The Mazda6 seats were snug (in a good way), and they were upholstered best in a 2-tone black/off-white sectioning motif with the black areas set off with red stitching. Very cool, and I hope you decide to bring that dark/light theme to the States. My 36-inch inseam had plenty of room in front and even the rear seats proved comfortable. Certainly, the massive Volkswagen Passat offers more rear-seat room to roam, but let's face it, the Passat's interior volume is measured in acres not cubic feet. You've done an easy-to-please job with the whole Mazda6 interior, minimizing the flash and maximizing the instrument panel with a big central speedometer.
It was good to learn that some of your best Skyactiv tech was going to be in play on the Mazda6, including the fuel-saving smarts and polished performance of the 2.5-liter four-cylinder engine mated to an equally polished 6-speed automatic transmission. The things that tame American roads -- a good kick of on-ramp acceleration and the ability to leap from 40 to 60 mph to get around "that idiot."

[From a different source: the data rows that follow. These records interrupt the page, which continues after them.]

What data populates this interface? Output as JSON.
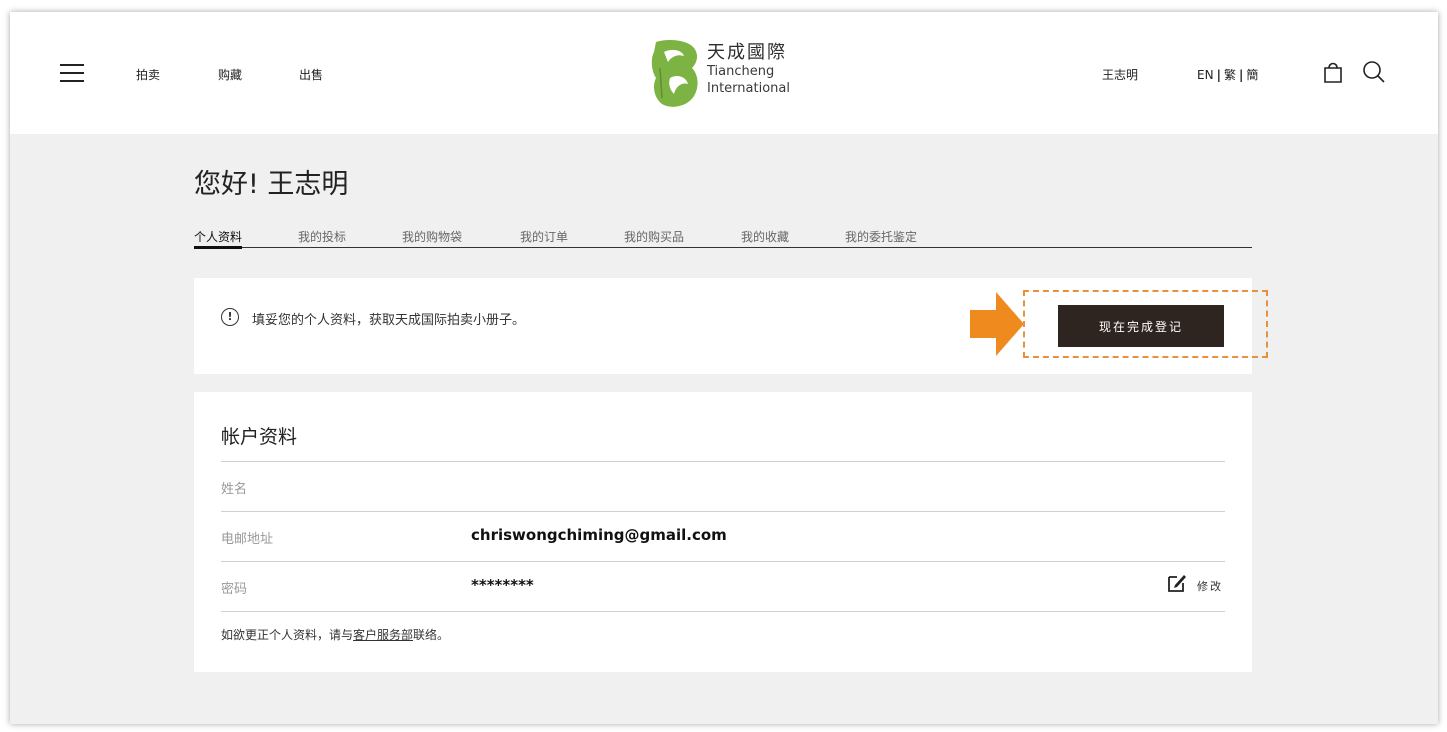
{
  "header": {
    "nav": [
      "拍卖",
      "购藏",
      "出售"
    ],
    "logo": {
      "cn": "天成國際",
      "en_line1": "Tiancheng",
      "en_line2": "International"
    },
    "user_name": "王志明",
    "lang": {
      "en": "EN",
      "trad": "繁",
      "simp": "簡"
    }
  },
  "greeting": "您好! 王志明",
  "tabs": [
    "个人资料",
    "我的投标",
    "我的购物袋",
    "我的订单",
    "我的购买品",
    "我的收藏",
    "我的委托鉴定"
  ],
  "notice": {
    "icon": "!",
    "text": "填妥您的个人资料，获取天成国际拍卖小册子。",
    "button": "现在完成登记"
  },
  "account": {
    "title": "帐户资料",
    "rows": [
      {
        "label": "姓名",
        "value": ""
      },
      {
        "label": "电邮地址",
        "value": "chriswongchiming@gmail.com"
      },
      {
        "label": "密码",
        "value": "********"
      }
    ],
    "edit_label": "修改",
    "footer_prefix": "如欲更正个人资料，请与",
    "footer_link": "客户服务部",
    "footer_suffix": "联络。"
  },
  "colors": {
    "logo_green": "#7cb342",
    "button_dark": "#2e2520",
    "highlight_orange": "#e8903a",
    "arrow_orange": "#ef8a1e"
  }
}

At dinner you told me that the suspension setup was 95% done, so I guess that means a pretty firm ride (the European roads are not kind to a suspension, but Europe digs a more "sporty" feel to its cars). And while I usually don't spend much time cooing about a car's steering response, I gotta say that the Mazda6 is one of the best I've ever felt in terms of matching my wants and expectations as it loads up turning into corners (fast turns, slow turns, tight turns, sweeping turns...) and unloads coming out of them.
Yeah, I'll finish up before this letter gets any longer, but I just want to mention two final things before I sign off:
1. It's OK that you didn't know what the price for the 2014 Mazda6 was going to be. I know that that's one of the Big Secrets. Maybe you can tell us at the L.A. auto show in November.
2. After driving the Mazda6 with the 2.2-liter diesel 4-cylinder, I think that you ought to bring that version of the car to the U.S. as well -- if for no other reason than the VW Passat TDI needs the competition.
Thanks again for the sneak preview. I really look forward to running the new Mazda6 up and down a few of my favorite local roads, driving it hard into the headwind of the strongest season of mid-size sedans ever, and seeing how segment shoppers respond to your most competitive Mazda6 yet.